SOP ini mengikat Kepala Unit Utilitas Air & Kolam, Petugas Lapangan Pembaca Meteran (Water Sentinel), Operator Pompa & Reservoir, serta Teknisi Kolam Bioflok.


BAB II: PROSEDUR OPERASIONAL INTAKE, RESERVOIR & KLORINASI#

Pasal 3: Pemeriksaan Harian Intake Mata Air

  1. Operator memeriksa bak penangkap mata air (broncaptering) setiap pagi hari untuk membersihkan daun, ranting, atau endapan pasir pada saringan kasar.
  2. Memeriksa debit aliran gravitasi pipa transmisi menuju tandon reservoir utama.

Pasal 4: Klorinasi & Desinfeksi Air Tandon

  1. Air yang masuk ke tandon 50 m3 wajib diberikan desinfeksi klorin (kaporit tablet 60%) melalui tabung klorinator otomatis.
  2. Petugas mengukur sisa klorin bebas pada ujung pipa distribusi terjauh setiap minggu; kadar sisa klor wajib berada pada rentang 0,2 hingga 0,5 mg/L sesuai standar Permenkes No. 2 Tahun 2023.

BAB III: PROSEDUR SAMBUNGAN RUMAH (SR) BARU & SEGEL METERAN#

Pasal 5: Pendaftaran Sambungan Baru

  1. Warga mengajukan permohonan pasang baru melalui formulir loket atau aplikasi Portal Warga dengan melampirkan fotokopi KTP dan KK.
  2. Petugas teknis melakukan survei kelayakan tekanan air dan jarak dari pipa induk distribusi (maksimal 20 meter dari pipa utama).
  3. Pemohon membayar biaya pasang baru standar sebesar Rp 750.000 yang mencakup meteran air SNI, pipa sambungan, kran, dan biaya instalasi teknisi.

Pasal 6: Pemasangan Stiker QR Code & Segel Anti-Fraud

  1. Bodi water meter ditempeli stiker label QR Code pelanggan yang memuat Nomor Pelanggan (contoh: SR-04-0125).
  2. Kran stop kran sebelum meteran dipasangi kawat segel timah BUMDes. Warga dilarang keras merusak segel atau memotong pipa sebelum meteran.
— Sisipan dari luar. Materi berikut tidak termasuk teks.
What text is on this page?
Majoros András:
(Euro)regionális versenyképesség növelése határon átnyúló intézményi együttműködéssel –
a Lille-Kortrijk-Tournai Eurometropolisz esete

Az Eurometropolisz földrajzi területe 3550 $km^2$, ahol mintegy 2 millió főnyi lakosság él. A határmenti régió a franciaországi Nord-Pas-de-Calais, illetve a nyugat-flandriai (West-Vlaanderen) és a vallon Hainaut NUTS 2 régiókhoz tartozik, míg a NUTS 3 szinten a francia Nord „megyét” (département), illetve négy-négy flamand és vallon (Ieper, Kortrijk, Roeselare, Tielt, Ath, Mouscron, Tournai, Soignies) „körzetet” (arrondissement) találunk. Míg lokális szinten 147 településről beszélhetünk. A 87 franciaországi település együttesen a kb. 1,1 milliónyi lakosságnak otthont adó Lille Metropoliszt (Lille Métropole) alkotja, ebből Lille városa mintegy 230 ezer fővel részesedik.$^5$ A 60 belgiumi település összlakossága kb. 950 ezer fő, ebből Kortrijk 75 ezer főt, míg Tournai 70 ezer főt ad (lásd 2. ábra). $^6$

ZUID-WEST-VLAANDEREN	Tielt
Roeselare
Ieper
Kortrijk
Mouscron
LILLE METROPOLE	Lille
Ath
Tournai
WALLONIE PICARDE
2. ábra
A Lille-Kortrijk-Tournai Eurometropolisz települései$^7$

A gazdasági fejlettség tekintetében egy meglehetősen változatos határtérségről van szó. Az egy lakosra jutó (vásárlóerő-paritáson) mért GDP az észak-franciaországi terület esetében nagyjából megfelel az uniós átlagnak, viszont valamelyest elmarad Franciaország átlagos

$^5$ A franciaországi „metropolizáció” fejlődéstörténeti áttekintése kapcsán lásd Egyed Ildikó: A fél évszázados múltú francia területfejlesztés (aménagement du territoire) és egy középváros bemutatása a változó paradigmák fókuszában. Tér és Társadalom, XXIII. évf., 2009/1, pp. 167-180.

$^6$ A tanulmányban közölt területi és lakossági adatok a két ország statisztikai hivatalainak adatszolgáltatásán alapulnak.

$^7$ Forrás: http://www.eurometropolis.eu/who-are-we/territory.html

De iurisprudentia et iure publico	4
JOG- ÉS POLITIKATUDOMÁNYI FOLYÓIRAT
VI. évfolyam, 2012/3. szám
BAB IV: PENCATATAN METERAN LAPANGAN & DETEKSI KEBOCORAN#

Pasal 7: Periode Pembacaan Meteran Bulanan

  1. Pembacaan meteran air dilakukan serentak pada tanggal 25 hingga 28 setiap bulan.
  2. Petugas memindai stiker QR pada meteran menggunakan ponsel pintar, memasukkan angka stand meter terkini, dan mengambil foto dial angka meteran.

Pasal 8: Protokol Deteksi Lonjakan & Kebocoran Pipa (Leak Radar)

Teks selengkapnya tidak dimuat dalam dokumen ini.